Every shop and business along a 5-kilometer (3-mile) stretch in the Catete neighborhood pulled down their protective metal shutters at mid-day, heeding the orders of Comando Vermelho, an outfit with an estimated 50,000 members nationwide.
Comando Vermelho decreed the curfew shortly after police announced that officers had killed 28-year-old Nicolas Labre Pereira de Jesus, a.k.a. Fat Family, who controlled the drug trade in a hillside slum adjacent to Catete.
"The person who can, commands. The person who has sense, obeys," a cabbie told EFE against the backdrop of the deserted street.
Shops, beauty salons, lottery offices, cafes and hardware stores all complied with the order, as did a driving school on Catete Street that posted a sign reading: "Closed for reasons of force majeure. We will be open tomorrow."
One area resident told EFE she had never before seen anything like Monday's curfew in the nearly 40 years she has lived in the neighborhood.
Rio slums dominated by criminal gangs are accustomed to periods of enforced mourning following the deaths of drug kingpins, but it's an unfamiliar experience for Catete, home to Brazil's presidential palace from 1897-1960.
The fatal shooting of Fat Family, which followed three months of intense pursuit by police, took place in São Gonçalo, nearly 40 kilometers (25 miles) from downtown Rio.
Fat Family was initially arrested June 13 after being wounded in a shootout with police.
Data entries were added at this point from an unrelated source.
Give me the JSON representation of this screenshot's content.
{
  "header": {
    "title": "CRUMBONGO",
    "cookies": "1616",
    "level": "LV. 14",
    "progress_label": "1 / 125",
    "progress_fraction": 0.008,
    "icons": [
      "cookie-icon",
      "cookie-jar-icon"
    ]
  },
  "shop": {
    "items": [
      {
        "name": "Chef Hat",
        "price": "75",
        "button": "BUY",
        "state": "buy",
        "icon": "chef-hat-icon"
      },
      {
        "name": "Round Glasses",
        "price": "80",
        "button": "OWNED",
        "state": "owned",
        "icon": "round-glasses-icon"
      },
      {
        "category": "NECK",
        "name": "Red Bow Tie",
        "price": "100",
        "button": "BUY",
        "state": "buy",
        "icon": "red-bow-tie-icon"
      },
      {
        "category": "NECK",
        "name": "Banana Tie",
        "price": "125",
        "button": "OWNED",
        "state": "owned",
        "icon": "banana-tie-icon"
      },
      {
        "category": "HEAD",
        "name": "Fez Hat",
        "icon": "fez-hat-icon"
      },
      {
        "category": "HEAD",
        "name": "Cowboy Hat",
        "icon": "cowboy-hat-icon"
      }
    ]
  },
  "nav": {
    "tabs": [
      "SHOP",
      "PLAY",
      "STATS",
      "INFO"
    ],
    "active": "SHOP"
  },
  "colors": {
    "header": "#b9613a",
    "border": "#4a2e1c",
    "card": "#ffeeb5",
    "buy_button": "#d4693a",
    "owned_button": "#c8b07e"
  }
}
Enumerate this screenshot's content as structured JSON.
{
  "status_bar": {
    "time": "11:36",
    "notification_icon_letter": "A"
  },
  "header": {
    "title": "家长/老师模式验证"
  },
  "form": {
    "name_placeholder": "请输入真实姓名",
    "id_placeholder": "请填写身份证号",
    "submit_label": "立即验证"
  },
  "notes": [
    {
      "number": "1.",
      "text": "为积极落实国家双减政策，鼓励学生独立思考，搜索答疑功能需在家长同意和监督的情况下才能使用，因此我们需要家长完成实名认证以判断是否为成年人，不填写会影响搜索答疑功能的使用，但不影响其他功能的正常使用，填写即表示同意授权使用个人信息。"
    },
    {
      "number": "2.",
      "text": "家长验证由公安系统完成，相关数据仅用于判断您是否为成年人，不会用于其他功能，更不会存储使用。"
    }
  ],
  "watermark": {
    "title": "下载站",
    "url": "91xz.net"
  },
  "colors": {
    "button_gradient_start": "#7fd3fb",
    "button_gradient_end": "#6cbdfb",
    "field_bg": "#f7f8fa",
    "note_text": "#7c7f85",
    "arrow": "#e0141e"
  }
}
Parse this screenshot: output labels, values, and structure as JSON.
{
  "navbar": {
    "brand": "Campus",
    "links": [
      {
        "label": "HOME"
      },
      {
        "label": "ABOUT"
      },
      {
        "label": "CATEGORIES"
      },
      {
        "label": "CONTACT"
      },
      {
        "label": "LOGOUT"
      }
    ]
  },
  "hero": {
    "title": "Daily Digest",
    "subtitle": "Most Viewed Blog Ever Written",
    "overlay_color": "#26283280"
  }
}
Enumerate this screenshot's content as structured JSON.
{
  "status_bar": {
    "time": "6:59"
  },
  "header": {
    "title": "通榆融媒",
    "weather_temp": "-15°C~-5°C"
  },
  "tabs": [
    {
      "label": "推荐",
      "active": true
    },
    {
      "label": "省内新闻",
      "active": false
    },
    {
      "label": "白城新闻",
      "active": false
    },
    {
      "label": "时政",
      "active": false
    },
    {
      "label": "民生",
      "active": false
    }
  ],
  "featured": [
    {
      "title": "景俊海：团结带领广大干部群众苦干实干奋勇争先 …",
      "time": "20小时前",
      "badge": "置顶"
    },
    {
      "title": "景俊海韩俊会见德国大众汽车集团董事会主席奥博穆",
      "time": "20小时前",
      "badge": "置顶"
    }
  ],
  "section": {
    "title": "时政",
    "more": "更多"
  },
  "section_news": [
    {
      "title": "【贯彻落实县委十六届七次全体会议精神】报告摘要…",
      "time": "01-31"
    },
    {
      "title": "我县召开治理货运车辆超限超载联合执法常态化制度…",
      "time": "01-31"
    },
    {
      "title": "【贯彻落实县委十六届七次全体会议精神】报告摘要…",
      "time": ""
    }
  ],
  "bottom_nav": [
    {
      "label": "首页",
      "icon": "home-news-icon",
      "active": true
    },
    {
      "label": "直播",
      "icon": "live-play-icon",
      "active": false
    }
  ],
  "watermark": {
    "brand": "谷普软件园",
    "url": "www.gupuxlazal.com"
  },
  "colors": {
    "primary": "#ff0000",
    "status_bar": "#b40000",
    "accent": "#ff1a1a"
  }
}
Taken to Rio's Souza Aguiar municipal hospital for treatment, Fat Family escaped during an assault by more than 20 masked men armed with grenades and assault rifles.
Another patient at the hospital died in the attack, while a paramedic and an off-duty police officer were wounded.
Embarrassed by the drug lord's escape, security forces embarked on a frantic search that led in turn to 11 more deaths before cops caught up with the fugitive.